Personal information
- Born: January 10, 1964 (age 62) Keene, New Hampshire, U.S.
- Listed height: 6 ft 4 in (1.93 m)
- Listed weight: 270 lb (122 kg)

Career information
- High school: Keene
- College: Boston College
- NFL draft: 1987: 1st round, 16th overall pick

Career history
- Miami Dolphins (1987–1989);

Awards and highlights
- PFWA All-Rookie Team (1987); Third-team All-American (1986); First-team All-East (1986); Second-team All-East (1985);

Career NFL statistics
- Sacks: 7
- Fumble recoveries: 2
- Stats at Pro Football Reference

= John Bosa =

American football player (born 1964)

John Wilfred Bosa (born January 10, 1964) is an American former professional football player who played defensive end for three seasons in the National Football League (NFL). He played college football for the Boston College Eagles and was selected by the Miami Dolphins in the first round of the 1987 NFL draft.

==Early life==
Bosa was born on January 10, 1964 in Keene, New Hampshire. He attended Keene High School.

==Professional career==

John was selected by the Dolphins in the first round (16th overall) of the 1987 NFL draft.

Pre-draft measurables
| Height | Weight | Arm length | Hand span | 40-yard dash | 10-yard split | 20-yard split | 20-yard shuttle | Vertical jump | Broad jump | Bench press |
| 6 ft 4+1⁄8 in (1.93 m) | 267 lb (121 kg) | 31+1⁄2 in (0.80 m) | 9+3⁄4 in (0.25 m) | 4.85 s | 1.60 s | 2.78 s | 4.41 s | 28.0 in (0.71 m) | 8 ft 3 in (2.51 m) | 27 reps |
All values from NFL Combine

==Personal life==
His elder son, Joey Bosa, played college football at Ohio State University and was selected third overall in the 2016 NFL draft by the San Diego Chargers.

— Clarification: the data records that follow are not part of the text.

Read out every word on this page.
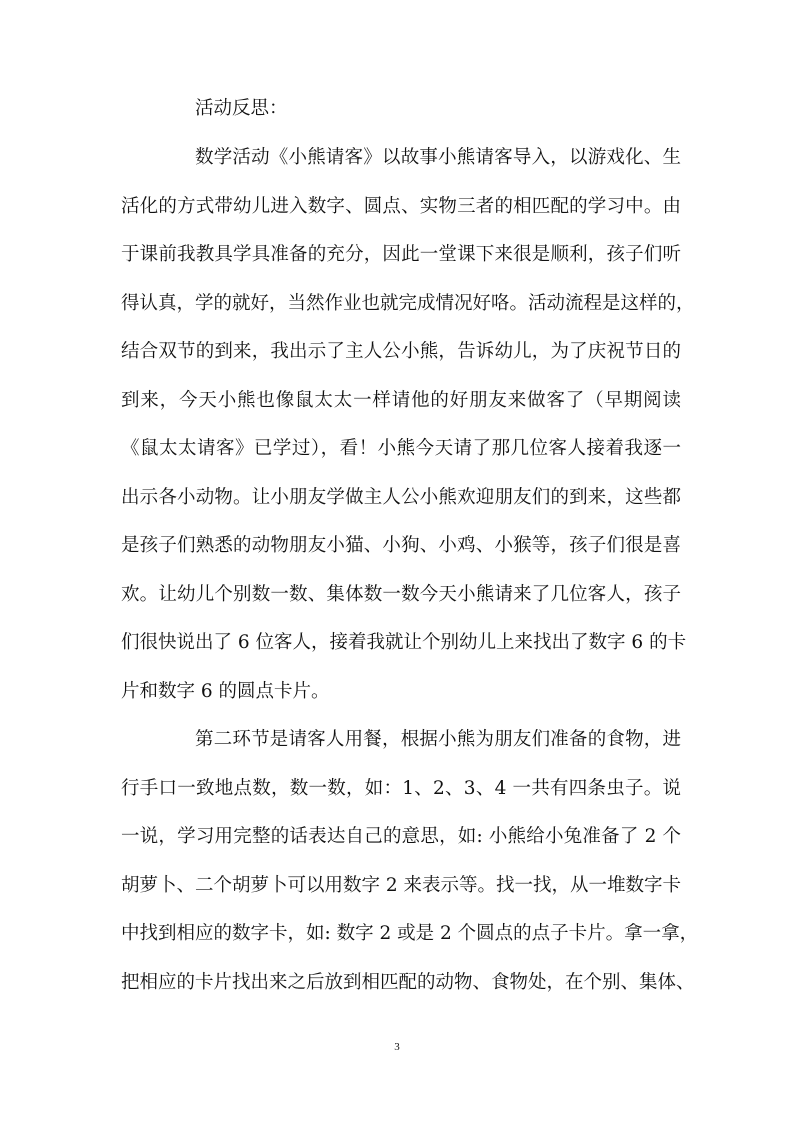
活动反思：
数学活动《小熊请客》以故事小熊请客导入，以游戏化、生
活化的方式带幼儿进入数字、圆点、实物三者的相匹配的学习中。由
于课前我教具学具准备的充分，因此一堂课下来很是顺利，孩子们听
得认真，学的就好，当然作业也就完成情况好咯。活动流程是这样的，
结合双节的到来，我出示了主人公小熊，告诉幼儿，为了庆祝节日的
到来，今天小熊也像鼠太太一样请他的好朋友来做客了（早期阅读
《鼠太太请客》已学过），看！小熊今天请了那几位客人接着我逐一
出示各小动物。让小朋友学做主人公小熊欢迎朋友们的到来，这些都
是孩子们熟悉的动物朋友小猫、小狗、小鸡、小猴等，孩子们很是喜
欢。让幼儿个别数一数、集体数一数今天小熊请来了几位客人，孩子
们很快说出了 6 位客人，接着我就让个别幼儿上来找出了数字 6 的卡
片和数字 6 的圆点卡片。
第二环节是请客人用餐，根据小熊为朋友们准备的食物，进
行手口一致地点数，数一数，如：1、2、3、4 一共有四条虫子。说
一说，学习用完整的话表达自己的意思，如: 小熊给小兔准备了 2 个
胡萝卜、二个胡萝卜可以用数字 2 来表示等。找一找，从一堆数字卡
中找到相应的数字卡，如: 数字 2 或是 2 个圆点的点子卡片。拿一拿，
把相应的卡片找出来之后放到相匹配的动物、食物处，在个别、集体、
3
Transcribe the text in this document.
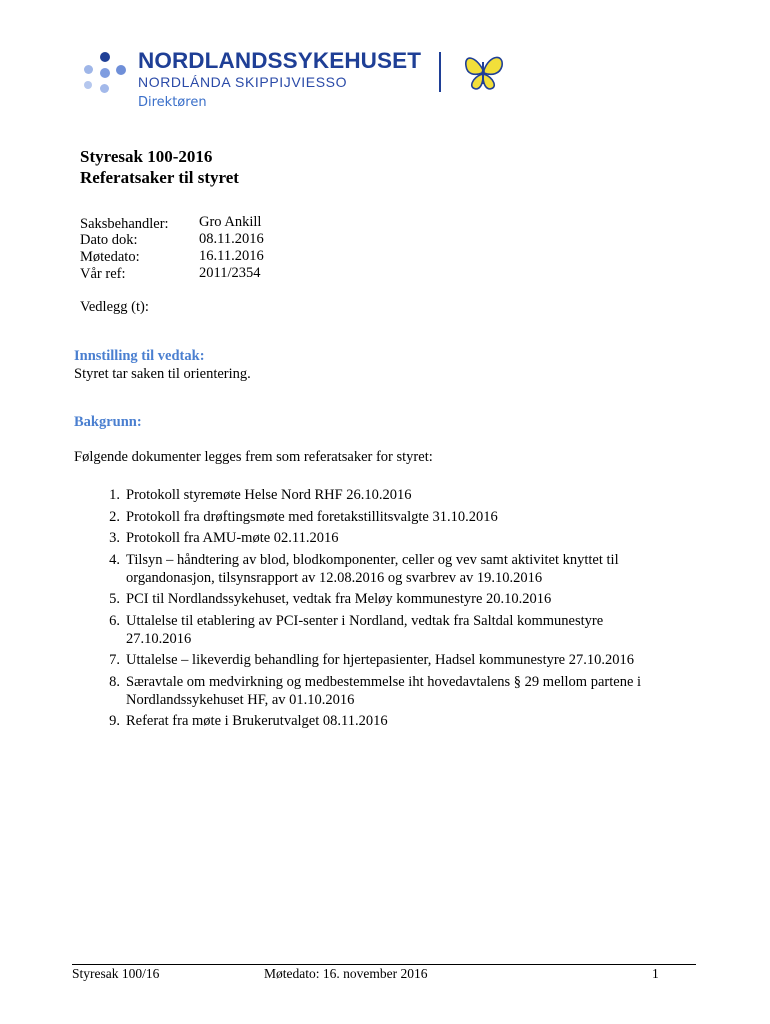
NORDLANDSSYKEHUSET
NORDLÁNDA SKIPPIJVIESSO
Direktøren
Styresak 100-2016
Referatsaker til styret
Saksbehandler: Gro Ankill
Dato dok:	08.11.2016
Møtedato:	16.11.2016
Vår ref:	2011/2354
Vedlegg (t):
Innstilling til vedtak:
Styret tar saken til orientering.
Bakgrunn:
Følgende dokumenter legges frem som referatsaker for styret:
1. Protokoll styremøte Helse Nord RHF 26.10.2016
2. Protokoll fra drøftingsmøte med foretakstillitsvalgte 31.10.2016
3. Protokoll fra AMU-møte 02.11.2016
4. Tilsyn – håndtering av blod, blodkomponenter, celler og vev samt aktivitet knyttet til
organdonasjon, tilsynsrapport av 12.08.2016 og svarbrev av 19.10.2016
5. PCI til Nordlandssykehuset, vedtak fra Meløy kommunestyre 20.10.2016
6. Uttalelse til etablering av PCI-senter i Nordland, vedtak fra Saltdal kommunestyre
27.10.2016
7. Uttalelse – likeverdig behandling for hjertepasienter, Hadsel kommunestyre 27.10.2016
8. Særavtale om medvirkning og medbestemmelse iht hovedavtalens § 29 mellom partene i
Nordlandssykehuset HF, av 01.10.2016
9. Referat fra møte i Brukerutvalget 08.11.2016
Styresak 100/16	Møtedato: 16. november 2016	1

His younger son, Nick Bosa, also played college football at Ohio State and was selected second overall in the 2019 NFL draft by the San Francisco 49ers. With that, the Bosas became the third family to have three members drafted in the first round of an NFL draft behind the Matthews and the Mannings. He is the grandson-in-law of Tony Accardo, former boss of the Chicago Outfit.